Objectives: The proliferation-related biomarker Ki67 is excellent in predicting the prognosis of breast cancer. 3D ultrasound imaging can provide information about coronal section images that help diagnose breast cancer. Our study aims to develop an ultrasomics method that extracts information related to Ki67 by analyzing the maximum transverse/sagittal/coronal section images of breast cancer mass.
Methods: Our study retrospectively collected data on patients who had finished 3D ultrasound examinations and were pathologically diagnosed with breast cancer. Images met the criteria were segmented, and then regions of interest (ROIs) were outlined for extracting ultrasomics features, such as statistical, morphological, texture, filter, and wavelet features.

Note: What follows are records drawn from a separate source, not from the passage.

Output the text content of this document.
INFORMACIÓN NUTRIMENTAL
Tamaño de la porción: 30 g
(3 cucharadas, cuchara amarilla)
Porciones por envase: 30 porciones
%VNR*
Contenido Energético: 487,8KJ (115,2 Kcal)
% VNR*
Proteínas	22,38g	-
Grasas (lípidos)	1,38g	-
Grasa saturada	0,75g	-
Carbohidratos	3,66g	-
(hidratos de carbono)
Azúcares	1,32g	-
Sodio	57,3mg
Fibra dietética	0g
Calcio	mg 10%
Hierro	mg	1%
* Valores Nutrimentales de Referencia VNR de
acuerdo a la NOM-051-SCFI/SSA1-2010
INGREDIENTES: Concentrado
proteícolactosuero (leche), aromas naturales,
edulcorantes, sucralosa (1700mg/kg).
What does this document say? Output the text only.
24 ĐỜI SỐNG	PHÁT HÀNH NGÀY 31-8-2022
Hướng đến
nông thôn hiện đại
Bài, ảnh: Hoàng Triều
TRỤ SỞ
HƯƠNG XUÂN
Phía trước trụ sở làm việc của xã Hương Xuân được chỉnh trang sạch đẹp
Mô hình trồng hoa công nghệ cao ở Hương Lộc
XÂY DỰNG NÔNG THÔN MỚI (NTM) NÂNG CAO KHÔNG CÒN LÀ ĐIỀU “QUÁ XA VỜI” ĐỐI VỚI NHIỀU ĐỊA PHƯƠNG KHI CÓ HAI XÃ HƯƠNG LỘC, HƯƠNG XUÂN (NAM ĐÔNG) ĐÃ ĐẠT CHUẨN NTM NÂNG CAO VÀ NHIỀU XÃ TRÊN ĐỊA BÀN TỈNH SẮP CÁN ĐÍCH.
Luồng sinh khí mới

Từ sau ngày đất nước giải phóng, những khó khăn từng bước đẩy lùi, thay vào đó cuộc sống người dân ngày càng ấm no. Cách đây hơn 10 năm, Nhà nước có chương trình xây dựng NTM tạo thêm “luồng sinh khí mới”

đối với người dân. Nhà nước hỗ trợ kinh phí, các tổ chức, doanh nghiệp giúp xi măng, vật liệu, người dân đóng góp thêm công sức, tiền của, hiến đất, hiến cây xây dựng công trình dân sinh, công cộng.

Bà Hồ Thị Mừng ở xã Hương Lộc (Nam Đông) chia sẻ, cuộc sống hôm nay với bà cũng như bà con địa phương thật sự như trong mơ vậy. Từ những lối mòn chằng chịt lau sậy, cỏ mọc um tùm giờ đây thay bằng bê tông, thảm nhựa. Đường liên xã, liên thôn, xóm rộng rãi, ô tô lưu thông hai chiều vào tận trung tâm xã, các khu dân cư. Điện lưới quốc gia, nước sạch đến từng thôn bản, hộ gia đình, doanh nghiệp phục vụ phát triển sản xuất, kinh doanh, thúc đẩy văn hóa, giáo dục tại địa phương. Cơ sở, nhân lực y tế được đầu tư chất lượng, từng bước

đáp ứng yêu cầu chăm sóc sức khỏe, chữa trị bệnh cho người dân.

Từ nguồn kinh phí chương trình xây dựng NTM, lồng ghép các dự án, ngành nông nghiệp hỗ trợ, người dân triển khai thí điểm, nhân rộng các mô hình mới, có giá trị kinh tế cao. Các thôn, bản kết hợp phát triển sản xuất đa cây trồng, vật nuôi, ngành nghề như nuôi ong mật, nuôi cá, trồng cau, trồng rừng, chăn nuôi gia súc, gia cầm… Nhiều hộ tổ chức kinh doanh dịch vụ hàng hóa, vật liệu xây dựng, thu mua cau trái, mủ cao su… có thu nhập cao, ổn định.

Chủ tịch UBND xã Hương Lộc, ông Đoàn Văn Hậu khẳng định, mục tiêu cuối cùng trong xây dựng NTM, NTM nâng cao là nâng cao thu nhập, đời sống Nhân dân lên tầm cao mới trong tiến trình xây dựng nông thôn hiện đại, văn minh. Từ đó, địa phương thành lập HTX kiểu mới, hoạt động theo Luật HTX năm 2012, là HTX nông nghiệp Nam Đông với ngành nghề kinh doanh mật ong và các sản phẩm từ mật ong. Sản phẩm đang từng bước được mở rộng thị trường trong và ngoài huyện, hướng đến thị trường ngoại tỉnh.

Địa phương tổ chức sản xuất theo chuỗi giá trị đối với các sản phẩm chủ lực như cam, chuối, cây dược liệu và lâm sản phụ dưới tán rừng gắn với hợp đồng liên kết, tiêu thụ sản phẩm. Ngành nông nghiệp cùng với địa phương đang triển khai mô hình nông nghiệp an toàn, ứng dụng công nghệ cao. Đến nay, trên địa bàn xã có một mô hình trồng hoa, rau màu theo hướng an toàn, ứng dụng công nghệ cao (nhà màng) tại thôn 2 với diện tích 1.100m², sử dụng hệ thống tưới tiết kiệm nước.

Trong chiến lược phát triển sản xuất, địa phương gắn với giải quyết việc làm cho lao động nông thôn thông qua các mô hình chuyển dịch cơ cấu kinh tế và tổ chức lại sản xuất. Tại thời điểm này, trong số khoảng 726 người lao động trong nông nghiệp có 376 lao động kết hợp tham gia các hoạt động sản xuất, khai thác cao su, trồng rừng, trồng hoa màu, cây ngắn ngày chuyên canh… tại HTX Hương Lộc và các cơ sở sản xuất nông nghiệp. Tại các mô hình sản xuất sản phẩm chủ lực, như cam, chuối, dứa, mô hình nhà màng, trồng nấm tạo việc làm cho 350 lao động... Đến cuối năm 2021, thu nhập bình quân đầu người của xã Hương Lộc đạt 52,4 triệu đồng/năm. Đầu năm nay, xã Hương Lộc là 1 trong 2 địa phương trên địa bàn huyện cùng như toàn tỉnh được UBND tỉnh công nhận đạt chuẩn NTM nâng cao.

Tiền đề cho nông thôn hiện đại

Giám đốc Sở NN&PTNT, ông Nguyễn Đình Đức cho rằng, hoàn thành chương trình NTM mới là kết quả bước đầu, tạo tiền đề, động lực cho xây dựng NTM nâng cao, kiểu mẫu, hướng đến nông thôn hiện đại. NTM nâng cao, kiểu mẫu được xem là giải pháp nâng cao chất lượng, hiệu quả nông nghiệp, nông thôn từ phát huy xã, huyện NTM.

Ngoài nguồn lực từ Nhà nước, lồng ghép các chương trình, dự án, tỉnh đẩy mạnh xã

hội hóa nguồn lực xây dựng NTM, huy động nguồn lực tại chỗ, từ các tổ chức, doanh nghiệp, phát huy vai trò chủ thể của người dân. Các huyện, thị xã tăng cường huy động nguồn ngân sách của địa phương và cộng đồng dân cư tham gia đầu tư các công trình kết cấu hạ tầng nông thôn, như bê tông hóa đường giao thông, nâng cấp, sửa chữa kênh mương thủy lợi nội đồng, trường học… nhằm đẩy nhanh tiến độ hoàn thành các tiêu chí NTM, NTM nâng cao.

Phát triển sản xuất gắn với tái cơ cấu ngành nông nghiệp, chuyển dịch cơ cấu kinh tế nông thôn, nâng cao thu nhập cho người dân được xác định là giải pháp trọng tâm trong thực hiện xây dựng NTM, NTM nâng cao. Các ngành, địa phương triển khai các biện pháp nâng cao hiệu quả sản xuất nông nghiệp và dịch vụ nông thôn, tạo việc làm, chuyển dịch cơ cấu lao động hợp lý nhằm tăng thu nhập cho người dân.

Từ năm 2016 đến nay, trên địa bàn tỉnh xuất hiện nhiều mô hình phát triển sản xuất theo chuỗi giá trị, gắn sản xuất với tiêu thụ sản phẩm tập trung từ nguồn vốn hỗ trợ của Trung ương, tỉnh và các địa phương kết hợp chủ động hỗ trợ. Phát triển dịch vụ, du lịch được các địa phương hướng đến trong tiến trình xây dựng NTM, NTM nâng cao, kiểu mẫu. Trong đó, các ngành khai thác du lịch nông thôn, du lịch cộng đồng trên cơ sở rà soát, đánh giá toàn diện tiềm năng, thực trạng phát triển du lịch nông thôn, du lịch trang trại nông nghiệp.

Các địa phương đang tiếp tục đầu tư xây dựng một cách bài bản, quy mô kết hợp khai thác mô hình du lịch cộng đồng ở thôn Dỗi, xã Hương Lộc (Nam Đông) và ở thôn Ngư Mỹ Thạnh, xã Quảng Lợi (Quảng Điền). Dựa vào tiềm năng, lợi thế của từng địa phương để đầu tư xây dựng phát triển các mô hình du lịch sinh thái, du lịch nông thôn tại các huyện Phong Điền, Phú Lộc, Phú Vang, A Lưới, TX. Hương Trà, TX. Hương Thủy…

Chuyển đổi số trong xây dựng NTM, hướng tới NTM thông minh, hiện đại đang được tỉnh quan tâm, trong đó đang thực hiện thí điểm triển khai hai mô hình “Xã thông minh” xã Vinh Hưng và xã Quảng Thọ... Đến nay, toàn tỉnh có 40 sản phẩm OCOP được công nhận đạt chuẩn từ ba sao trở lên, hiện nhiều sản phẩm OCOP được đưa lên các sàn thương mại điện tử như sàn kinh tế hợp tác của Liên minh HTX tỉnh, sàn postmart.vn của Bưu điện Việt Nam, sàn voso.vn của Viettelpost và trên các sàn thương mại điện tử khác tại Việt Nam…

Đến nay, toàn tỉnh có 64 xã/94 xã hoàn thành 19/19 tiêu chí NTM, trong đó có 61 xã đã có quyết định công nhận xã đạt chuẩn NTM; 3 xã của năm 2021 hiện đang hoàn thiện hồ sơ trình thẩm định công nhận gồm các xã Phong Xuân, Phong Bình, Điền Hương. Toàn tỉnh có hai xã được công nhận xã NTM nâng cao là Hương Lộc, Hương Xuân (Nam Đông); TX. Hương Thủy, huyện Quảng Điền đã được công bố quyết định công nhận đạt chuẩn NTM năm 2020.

Results: The least absolute shrinkage and selection operator (LASSO) regression model selected 16 features that were closely related to the Ki67. The classification results of sensitivity, specificity, accuracy, and area under curve (AUC) of the transverse-sectional images were 0.6451, 0.8064, 0.7258, and 0.8065 (95% CI, 0.6915-0.9214), respectively; for sagittal-sectional images were 0.5806, 0.7741, 0.6774, and 0.6660 (95% CI, 0.5283-0.8037) respectively; for coronal-sectional images were 0.5806, 0.6774, 0.6290, and 0.7159 (95% CI, 0.5847-0.8471) respectively, and for a combination of three-section images were 0.7667, 0.7500, 0.7580, and 0.8510 (95% CI, 0.7537 -0.9483).
Conclusions: The model classifier based on the transverse section images performed better than that based on the sagittal/coronal section images. The model classifier based on a combination of three-section images had a better outcome than that used only single section images. Image-based ultrasomics classifiers can noninvasively predict the Ki67 of breast cancer.